Ed and Barney and I had been friends since grade school. Our houses formed a triangle surrounding the public school we used to go to, all within a stone’s throw of one of the gates to the schoolyard. We hung out on the climbers or around the batting cage or just out on the tarmac till after dark on countless nights. The question, “What are you doing this weekend?” didn’t even need to be asked. We would be getting together. That was automatic. Someone would come up with something — usually Ed — and we’d do it. Compadres, or amigos, was what we were.

It wasn’t often we questioned each other, but Barney and I had been out of our element at that party and Ed wasn’t. It was like a foreknowledge of a coming tectonic plate shift. It wasn’t a question of “if,” it was a question of “when?” The resulting shake up would be irrevocable. Ed and his beautiful jawline and cowlick hair were bound for a different social scene. A different strata. Barney and I were grape pop and Ed was white wine. Or some other fermented product, stimulant, bullshit, bravado, popularity in a pill.

And even there, the sex thing was a fault line in the whole strata for me — a kind of diastrophism, which would essentially separate me from my friends. There would never be a party at which Ed and I would have too many drinks and spend too much time talking and then he would be kind of looking at me in a certain way and then take my face in his hands and kiss me. It wasn’t going to happen, as much as I might want or hope for it. I knew it, just like I knew Barney and I would stay video game friends forever and I would listen to his thoughts on girlfriends and school dances and who he liked but why she would never like him. For some reason, the pain of these realizations in that moment was worse than the fear and adrenaline I was feeling due to our shitty situation.

I watched Ed talking to the cat lady through the screen door and looked back at Barney, who was chewing his cuticles, and then out at the group of idiots still waiting for us at the end of the driveway. What was the point of it all? There was no high score or level up waiting at the end of this night for anyone.

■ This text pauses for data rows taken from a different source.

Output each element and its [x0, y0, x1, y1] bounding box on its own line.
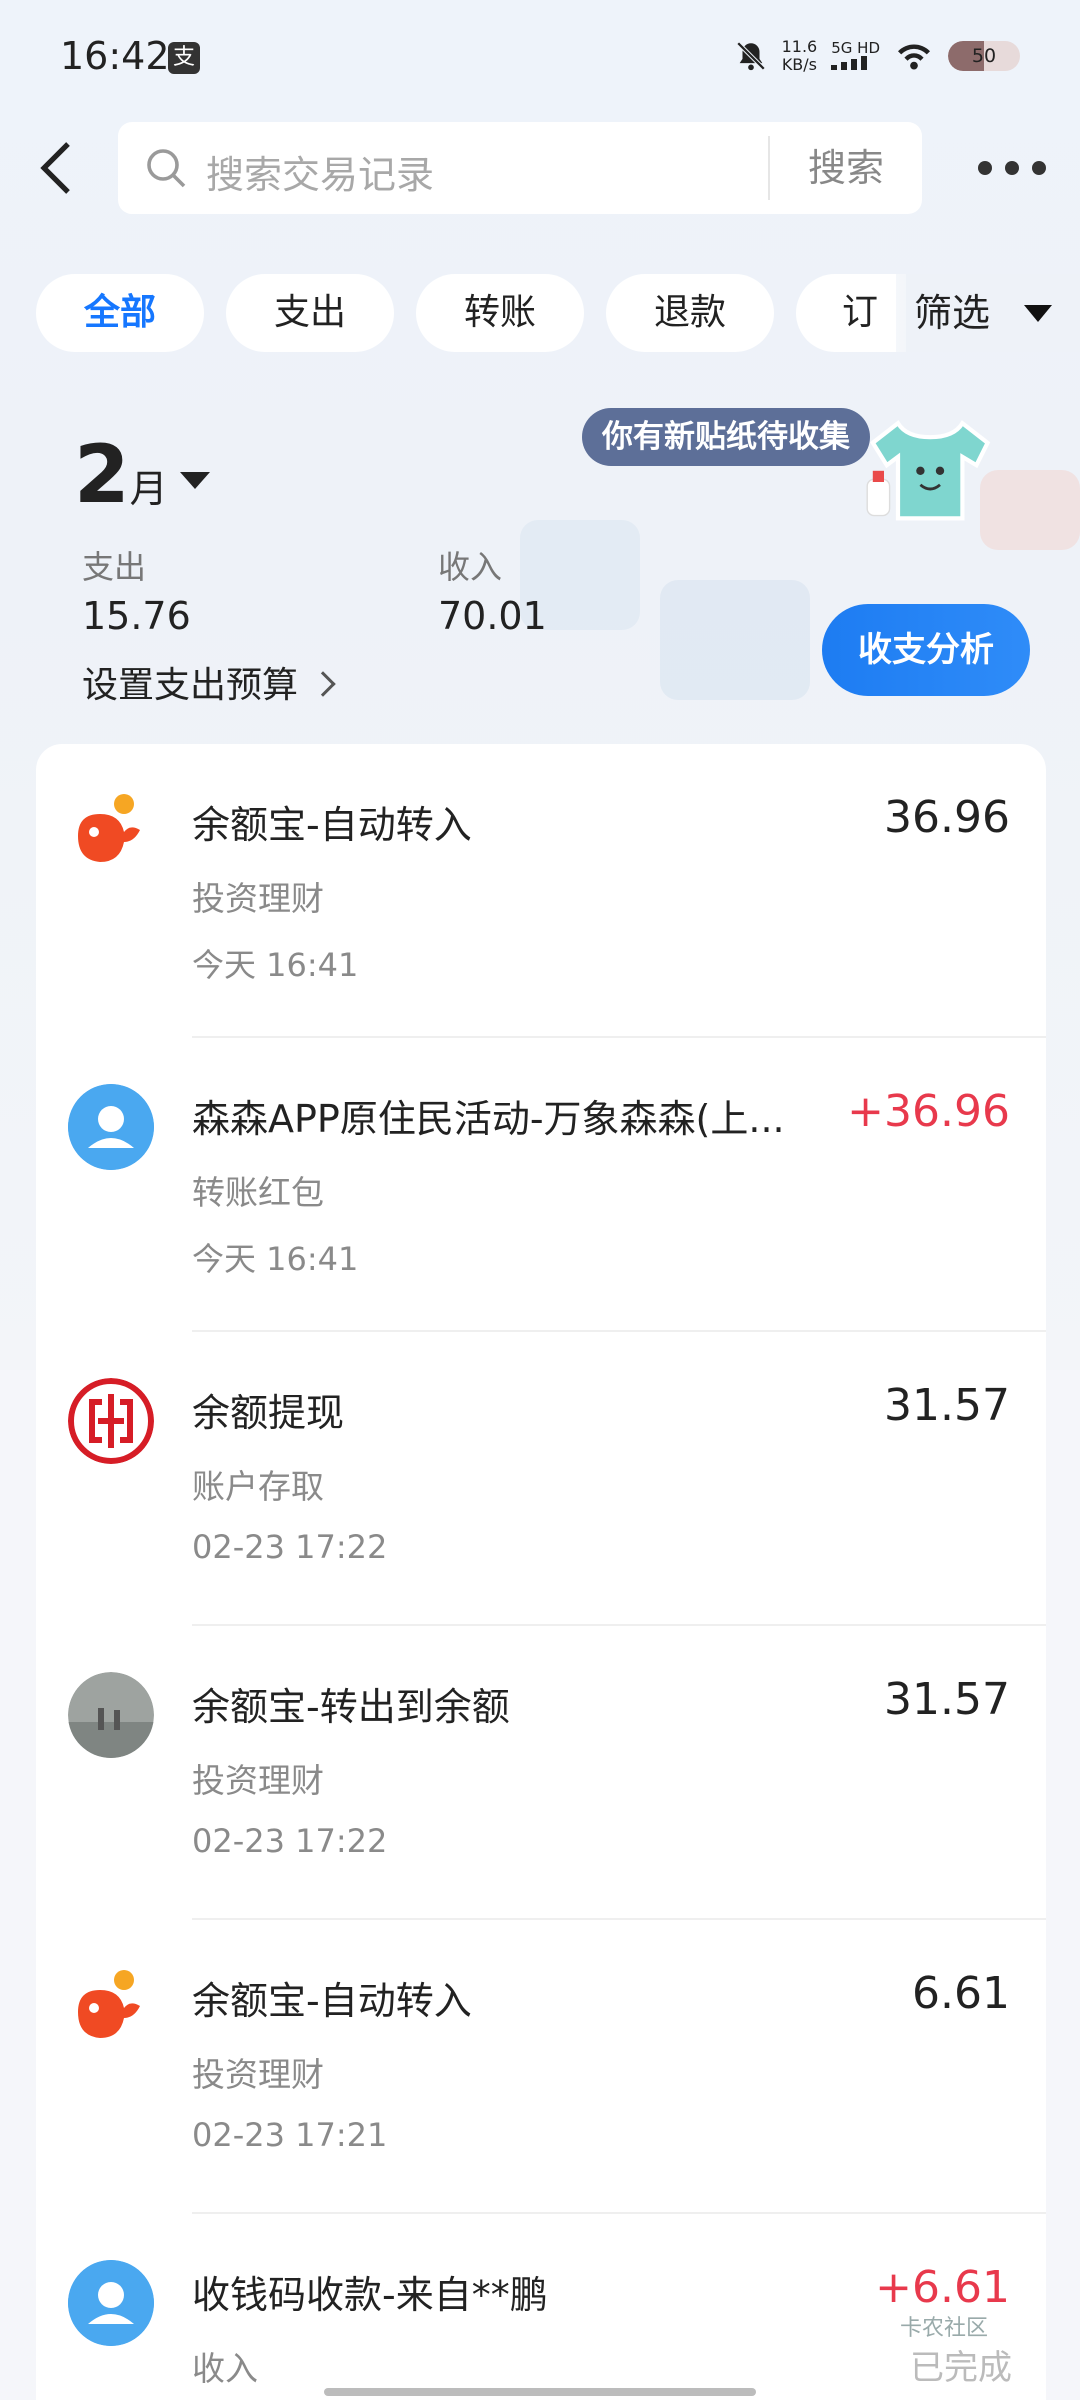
- transaction-title: 余额宝-自动转入: [192, 803, 472, 847]
- status-bar: 16:42 支 11.6 KB/s 5G HD 50: [0, 0, 1080, 118]
- search-input[interactable]: 搜索交易记录: [206, 144, 434, 199]
- net-speed-unit: KB/s: [781, 55, 818, 74]
- tab-order[interactable]: 订单: [796, 274, 906, 352]
- transaction-category: 投资理财: [192, 1761, 324, 1800]
- month-unit: 月: [129, 467, 168, 511]
- watermark-logo-text: 卡农社区: [900, 2316, 989, 2341]
- transaction-amount: 36.96: [884, 792, 1010, 843]
- more-dot: [1032, 161, 1046, 175]
- signal-label: 5G HD: [831, 38, 880, 57]
- transaction-time: 今天 16:41: [192, 1240, 359, 1278]
- transaction-list: 余额宝-自动转入 投资理财 今天 16:41 36.96 森森APP原住民活动-…: [36, 744, 1046, 2400]
- transaction-amount: +36.96: [847, 1086, 1010, 1137]
- more-options-icon[interactable]: [978, 152, 1046, 184]
- status-time: 16:42: [60, 34, 170, 78]
- filter-label: 筛选: [914, 291, 991, 335]
- filter-button[interactable]: 筛选: [896, 274, 1080, 352]
- photo-avatar-icon: [68, 1672, 154, 1758]
- status-icons: 11.6 KB/s 5G HD 50: [734, 38, 1020, 74]
- transaction-amount: 6.61: [912, 1968, 1010, 2019]
- transaction-title: 余额宝-转出到余额: [192, 1685, 510, 1729]
- month-number: 2: [74, 428, 130, 521]
- tshirt-sticker-icon[interactable]: [856, 398, 996, 538]
- transaction-category: 投资理财: [192, 879, 324, 918]
- back-icon[interactable]: [36, 140, 76, 196]
- transaction-row[interactable]: 余额宝-转出到余额 投资理财 02-23 17:22 31.57: [36, 1626, 1046, 1920]
- tab-expense[interactable]: 支出: [226, 274, 394, 352]
- filter-tabs: 全部 支出 转账 退款 订单 筛选: [0, 274, 1080, 354]
- user-avatar-icon: [68, 1084, 154, 1170]
- signal-bars-icon: [831, 55, 868, 70]
- decoration-block: [660, 580, 810, 700]
- home-indicator[interactable]: [324, 2388, 756, 2396]
- transaction-time: 02-23 17:22: [192, 1528, 388, 1566]
- transaction-amount: +6.61: [875, 2262, 1010, 2313]
- transaction-row[interactable]: 森森APP原住民活动-万象森森(上... 转账红包 今天 16:41 +36.9…: [36, 1038, 1046, 1332]
- net-speed-value: 11.6: [781, 37, 818, 56]
- yuebao-icon: [78, 1970, 140, 2038]
- transaction-title: 收钱码收款-来自**鹏: [192, 2273, 548, 2317]
- wifi-icon: [898, 44, 930, 70]
- more-dot: [978, 161, 992, 175]
- caret-down-icon: [1024, 305, 1052, 322]
- search-button[interactable]: 搜索: [770, 122, 922, 214]
- income-value: 70.01: [438, 594, 547, 638]
- transaction-category: 收入: [192, 2349, 258, 2388]
- caret-down-icon: [179, 471, 210, 489]
- transaction-title: 森森APP原住民活动-万象森森(上...: [192, 1097, 785, 1141]
- transaction-amount: 31.57: [884, 1674, 1010, 1725]
- tab-refund[interactable]: 退款: [606, 274, 774, 352]
- income-label: 收入: [438, 548, 503, 586]
- tab-transfer[interactable]: 转账: [416, 274, 584, 352]
- transaction-time: 今天 16:41: [192, 946, 359, 984]
- transaction-category: 投资理财: [192, 2055, 324, 2094]
- tab-all[interactable]: 全部: [36, 274, 204, 352]
- battery-level: 50: [971, 45, 997, 67]
- alipay-notification-icon: 支: [168, 42, 200, 74]
- expense-label: 支出: [82, 548, 147, 586]
- transaction-category: 账户存取: [192, 1467, 324, 1506]
- search-icon: [147, 149, 186, 188]
- transaction-title: 余额宝-自动转入: [192, 1979, 472, 2023]
- net-speed: 11.6 KB/s: [782, 38, 818, 74]
- chevron-right-icon: [310, 671, 336, 697]
- transaction-row[interactable]: 收钱码收款-来自**鹏 收入 +6.61: [36, 2214, 1046, 2400]
- more-dot: [1005, 161, 1019, 175]
- transaction-amount: 31.57: [884, 1380, 1010, 1431]
- signal-icon: 5G HD: [831, 40, 880, 73]
- watermark-status-text: 已完成: [910, 2348, 1012, 2388]
- search-bar[interactable]: 搜索交易记录 搜索: [118, 122, 922, 214]
- budget-label: 设置支出预算: [82, 665, 299, 706]
- transaction-time: 02-23 17:22: [192, 1822, 388, 1860]
- sticker-tip[interactable]: 你有新贴纸待收集: [582, 408, 870, 466]
- transaction-row[interactable]: 余额提现 账户存取 02-23 17:22 31.57: [36, 1332, 1046, 1626]
- expense-value: 15.76: [82, 594, 191, 638]
- bell-muted-icon: [736, 41, 765, 71]
- user-avatar-icon: [68, 2260, 154, 2346]
- yuebao-icon: [78, 794, 140, 862]
- icbc-bank-icon: [68, 1378, 154, 1464]
- transaction-title: 余额提现: [192, 1391, 345, 1435]
- month-selector[interactable]: 2月: [74, 430, 210, 534]
- transaction-row[interactable]: 余额宝-自动转入 投资理财 02-23 17:21 6.61: [36, 1920, 1046, 2214]
- income-expense-analysis-button[interactable]: 收支分析: [822, 604, 1030, 696]
- set-budget-link[interactable]: 设置支出预算: [82, 656, 336, 708]
- transaction-category: 转账红包: [192, 1173, 324, 1212]
- transaction-row[interactable]: 余额宝-自动转入 投资理财 今天 16:41 36.96: [36, 744, 1046, 1038]
- transaction-time: 02-23 17:21: [192, 2116, 388, 2154]
- battery-icon: 50: [948, 41, 1020, 71]
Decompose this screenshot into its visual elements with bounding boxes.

A cab pulled up to the stop sign at the T-intersection, and then turned into the driveway. The sea of boys parted to let it through, beginning to renew their laughing and jeering. We were fags and losers and we could go fuck ourselves. On some level — deep inside their lizard brains — they probably thought they were defending their turf. The cab flashed its lights at us and we thanked the cat lady and went home.

  1. There are so many good things in this story it’s hard to pick one. All I can say is I wish I had written it.

  2. I totally agree with Charles….
    The despair of adolescence captured brilliantly.

  3. Doubly agree. Very well done. Although, I must admit I have two minor textual quibbles, each an echo from my favourite literature advisor, my wife: ‘Stood up’ is unnecessary. ‘I stood’ is preferred. Unless one stands down in a military sense, one always stands up.

    “They were howling and cat-calling like a pack of wild dogs.” (A tad mixed and cliched, no?). Otherwise, well done.

  4. My favorite writer and writing instructor, and I stand before him and apologize for everything I have ever written, has posted another in his series on ‘Writing Well.” http://www.dansimmons.com/writing_welll/writing.htm
    I recommend ever serious writer and reader to read his articles.

  5. There is something pretty real about this piece; and sad. I am the old cat lady — and hoping this kind of miserable, homophobic behaviour was over.

    A little note as well — “There were two..” re stickers — where? Just a bit clumsy. But the whole thing moved quire nicely after the semi-slow beginning.

  6. I really like it. Great characters.